Stef Mendell, founder of Livable Raleigh, an all‑volunteer advocacy group, argues that the city’s reliance on “supply‑side strategies” — the idea that adding more housing of any type will ease overall costs — has not delivered affordability.
“These speculative rezonings only drive up land prices and taxpayer assessments without adding units, much less filtering down affordable units,” she wrote in a recent blog post. She supports increased taxpayer funding and greater developer contributions.
“There are ways to do this with the right incentives,” she said in an N&O interview.
But for 28‑year‑old Fabian Ramirez, the clock is ticking.
Originally from Guatemala, he has lived at Los Navaho for nearly four years — long enough for his third‑grade daughter to learn to roller‑skate on the cracked basketball court and for the neighbors in Building 801 to feel, as he puts it, “like one big family.”
When the nonrenewal notice arrived, he stayed calm. Management told him he could move to another building across the courtyard, a temporary solution that would keep his daughter on the same bus route a little longer.
“They’re not abandoning their people,” he said in Spanish. “They’re trying to help us stay and have options.”
He’s unaware that those buildings will eventually be torn down, too. “No, supposedly they’re going to keep that area,” he said. “That’s why they’re relocating their tenants over there.”
Ramirez recently lost his construction job — “Layoffs, I think,” he said — and has been applying to new companies while trying to keep life steady for his daughter.
Inside his apartment, he keeps a small memorial altar to his parents and brother, who were killed in Petén, Guatemala, during a family land dispute two years ago. People say to him, “Just go back.” But he knows there’s nothing to go back to.
“I stayed here for my children. For their safety,” he said.
Now Ramirez is slowly packing up, waiting for January, hoping the next apartment materializes, and holding onto the final months of a place that offered peace, community and a sense of permanence — until the redevelopment plans arrived.
“We just want to stay together as long as we can,” he said. “This has been our home.”
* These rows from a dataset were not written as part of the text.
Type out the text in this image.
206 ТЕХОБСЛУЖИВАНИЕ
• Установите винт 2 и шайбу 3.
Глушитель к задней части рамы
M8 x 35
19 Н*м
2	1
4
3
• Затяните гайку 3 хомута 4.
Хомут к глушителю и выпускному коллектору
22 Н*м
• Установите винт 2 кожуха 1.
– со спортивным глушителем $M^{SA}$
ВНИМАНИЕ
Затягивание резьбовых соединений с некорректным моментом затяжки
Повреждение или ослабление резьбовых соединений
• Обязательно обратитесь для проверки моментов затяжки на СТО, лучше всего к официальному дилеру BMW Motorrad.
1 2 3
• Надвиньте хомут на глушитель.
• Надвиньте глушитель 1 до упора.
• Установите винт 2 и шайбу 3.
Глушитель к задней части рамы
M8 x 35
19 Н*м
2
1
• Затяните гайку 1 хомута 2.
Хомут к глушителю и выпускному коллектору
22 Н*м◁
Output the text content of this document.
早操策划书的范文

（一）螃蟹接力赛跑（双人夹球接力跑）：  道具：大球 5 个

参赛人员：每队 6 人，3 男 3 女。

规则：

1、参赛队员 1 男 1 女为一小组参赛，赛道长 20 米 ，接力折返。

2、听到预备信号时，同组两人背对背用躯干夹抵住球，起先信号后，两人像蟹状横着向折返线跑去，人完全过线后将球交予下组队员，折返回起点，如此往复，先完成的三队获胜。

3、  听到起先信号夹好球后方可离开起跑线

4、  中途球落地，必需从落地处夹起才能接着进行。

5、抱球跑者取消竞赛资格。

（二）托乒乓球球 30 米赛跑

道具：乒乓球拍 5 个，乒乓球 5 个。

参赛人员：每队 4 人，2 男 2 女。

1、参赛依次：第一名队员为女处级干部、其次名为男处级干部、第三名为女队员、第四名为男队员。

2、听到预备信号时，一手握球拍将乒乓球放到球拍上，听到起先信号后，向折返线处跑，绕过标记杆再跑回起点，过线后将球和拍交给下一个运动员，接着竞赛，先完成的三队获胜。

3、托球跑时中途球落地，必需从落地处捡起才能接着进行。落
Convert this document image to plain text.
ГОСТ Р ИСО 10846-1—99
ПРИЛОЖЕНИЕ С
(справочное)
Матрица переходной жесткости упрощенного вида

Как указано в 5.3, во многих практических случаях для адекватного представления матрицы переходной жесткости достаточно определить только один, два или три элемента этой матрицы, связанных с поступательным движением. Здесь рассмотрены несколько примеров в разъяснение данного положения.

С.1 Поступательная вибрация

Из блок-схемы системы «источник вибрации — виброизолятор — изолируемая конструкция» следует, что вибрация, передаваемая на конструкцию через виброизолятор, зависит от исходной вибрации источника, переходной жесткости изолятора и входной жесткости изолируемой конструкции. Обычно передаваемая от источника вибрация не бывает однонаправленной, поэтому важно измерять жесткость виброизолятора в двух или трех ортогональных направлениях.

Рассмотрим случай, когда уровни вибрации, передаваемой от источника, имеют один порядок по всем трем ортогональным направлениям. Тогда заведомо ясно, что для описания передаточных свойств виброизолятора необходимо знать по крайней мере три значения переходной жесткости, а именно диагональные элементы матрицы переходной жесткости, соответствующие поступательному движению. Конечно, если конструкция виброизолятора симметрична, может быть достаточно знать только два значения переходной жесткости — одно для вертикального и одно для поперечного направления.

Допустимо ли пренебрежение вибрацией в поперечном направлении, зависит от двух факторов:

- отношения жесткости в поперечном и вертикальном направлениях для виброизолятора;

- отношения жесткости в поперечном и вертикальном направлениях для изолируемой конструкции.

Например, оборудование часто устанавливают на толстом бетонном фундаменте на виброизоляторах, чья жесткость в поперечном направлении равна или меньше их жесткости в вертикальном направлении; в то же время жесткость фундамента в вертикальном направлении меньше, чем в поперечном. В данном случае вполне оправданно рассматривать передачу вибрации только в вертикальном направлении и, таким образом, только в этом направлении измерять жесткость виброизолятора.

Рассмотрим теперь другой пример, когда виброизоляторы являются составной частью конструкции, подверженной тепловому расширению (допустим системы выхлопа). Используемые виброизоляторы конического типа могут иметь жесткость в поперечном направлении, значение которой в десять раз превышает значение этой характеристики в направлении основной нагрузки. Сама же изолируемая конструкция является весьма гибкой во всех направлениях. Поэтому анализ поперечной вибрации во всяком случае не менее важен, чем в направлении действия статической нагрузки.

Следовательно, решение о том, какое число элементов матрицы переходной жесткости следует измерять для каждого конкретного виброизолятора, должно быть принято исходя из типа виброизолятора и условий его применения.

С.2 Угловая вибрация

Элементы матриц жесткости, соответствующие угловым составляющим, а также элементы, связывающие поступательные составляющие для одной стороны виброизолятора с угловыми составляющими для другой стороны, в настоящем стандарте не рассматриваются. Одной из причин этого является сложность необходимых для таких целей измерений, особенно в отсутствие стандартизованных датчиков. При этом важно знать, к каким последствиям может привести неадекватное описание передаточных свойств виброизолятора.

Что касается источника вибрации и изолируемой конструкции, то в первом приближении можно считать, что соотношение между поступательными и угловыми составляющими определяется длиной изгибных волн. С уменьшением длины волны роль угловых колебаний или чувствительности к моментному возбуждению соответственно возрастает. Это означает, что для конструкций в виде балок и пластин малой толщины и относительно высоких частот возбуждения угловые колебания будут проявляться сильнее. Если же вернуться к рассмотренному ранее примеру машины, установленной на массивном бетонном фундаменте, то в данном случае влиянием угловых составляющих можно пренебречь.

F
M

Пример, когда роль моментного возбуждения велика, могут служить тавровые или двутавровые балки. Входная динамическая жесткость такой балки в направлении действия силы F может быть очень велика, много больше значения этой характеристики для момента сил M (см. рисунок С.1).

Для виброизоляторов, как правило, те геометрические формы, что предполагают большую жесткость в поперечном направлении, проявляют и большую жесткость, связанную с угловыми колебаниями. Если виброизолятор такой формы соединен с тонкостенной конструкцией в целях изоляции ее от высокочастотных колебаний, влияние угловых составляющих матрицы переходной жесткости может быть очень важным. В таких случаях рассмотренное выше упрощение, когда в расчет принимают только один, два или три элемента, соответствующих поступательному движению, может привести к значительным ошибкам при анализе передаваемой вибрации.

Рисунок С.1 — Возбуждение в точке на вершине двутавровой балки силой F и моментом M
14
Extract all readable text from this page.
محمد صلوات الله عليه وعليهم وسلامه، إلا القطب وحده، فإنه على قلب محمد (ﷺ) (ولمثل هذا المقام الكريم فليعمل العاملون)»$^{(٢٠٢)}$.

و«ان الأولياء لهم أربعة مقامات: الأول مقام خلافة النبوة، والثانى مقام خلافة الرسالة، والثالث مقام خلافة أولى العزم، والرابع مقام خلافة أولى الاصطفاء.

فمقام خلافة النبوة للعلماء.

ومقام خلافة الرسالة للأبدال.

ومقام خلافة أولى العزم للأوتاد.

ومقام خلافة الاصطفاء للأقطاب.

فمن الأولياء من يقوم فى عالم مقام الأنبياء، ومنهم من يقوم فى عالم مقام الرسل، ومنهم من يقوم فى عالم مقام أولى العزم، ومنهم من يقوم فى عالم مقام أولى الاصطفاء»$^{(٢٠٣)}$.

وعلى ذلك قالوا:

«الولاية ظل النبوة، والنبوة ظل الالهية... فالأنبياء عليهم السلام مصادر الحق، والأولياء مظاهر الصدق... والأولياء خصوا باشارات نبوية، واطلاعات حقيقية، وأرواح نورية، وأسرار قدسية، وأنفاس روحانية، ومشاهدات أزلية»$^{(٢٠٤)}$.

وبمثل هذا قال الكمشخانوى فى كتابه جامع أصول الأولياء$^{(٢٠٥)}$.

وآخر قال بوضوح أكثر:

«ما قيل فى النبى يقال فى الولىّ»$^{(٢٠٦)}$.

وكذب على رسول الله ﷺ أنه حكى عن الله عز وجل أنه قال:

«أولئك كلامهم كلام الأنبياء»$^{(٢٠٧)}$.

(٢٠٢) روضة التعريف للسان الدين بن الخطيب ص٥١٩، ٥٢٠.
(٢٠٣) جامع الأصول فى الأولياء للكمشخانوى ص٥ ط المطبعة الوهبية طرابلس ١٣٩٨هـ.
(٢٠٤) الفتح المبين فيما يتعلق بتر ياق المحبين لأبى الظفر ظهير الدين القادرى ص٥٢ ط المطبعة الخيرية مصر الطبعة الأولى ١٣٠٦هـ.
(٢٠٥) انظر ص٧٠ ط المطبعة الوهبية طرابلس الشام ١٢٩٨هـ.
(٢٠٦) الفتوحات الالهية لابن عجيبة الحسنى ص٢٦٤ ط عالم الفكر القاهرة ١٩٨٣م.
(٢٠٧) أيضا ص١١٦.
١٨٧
This story is part of a reporting partnership between The News & Observer and Enlace Latino NC to better cover the displacement of Latino and immigrant residents in Raleigh. Enlace Latino NC’s deep relationships in Spanish‑speaking communities, combined with the N&O’s housing and development reporting, allowed us to spend time inside “Los Navaho,” speak with residents in their preferred language, and document the human impact of redevelopment with greater care and accuracy. The collaboration ensured that residents’ voices — often overlooked in major land‑use decisions — shaped the story from the ground up.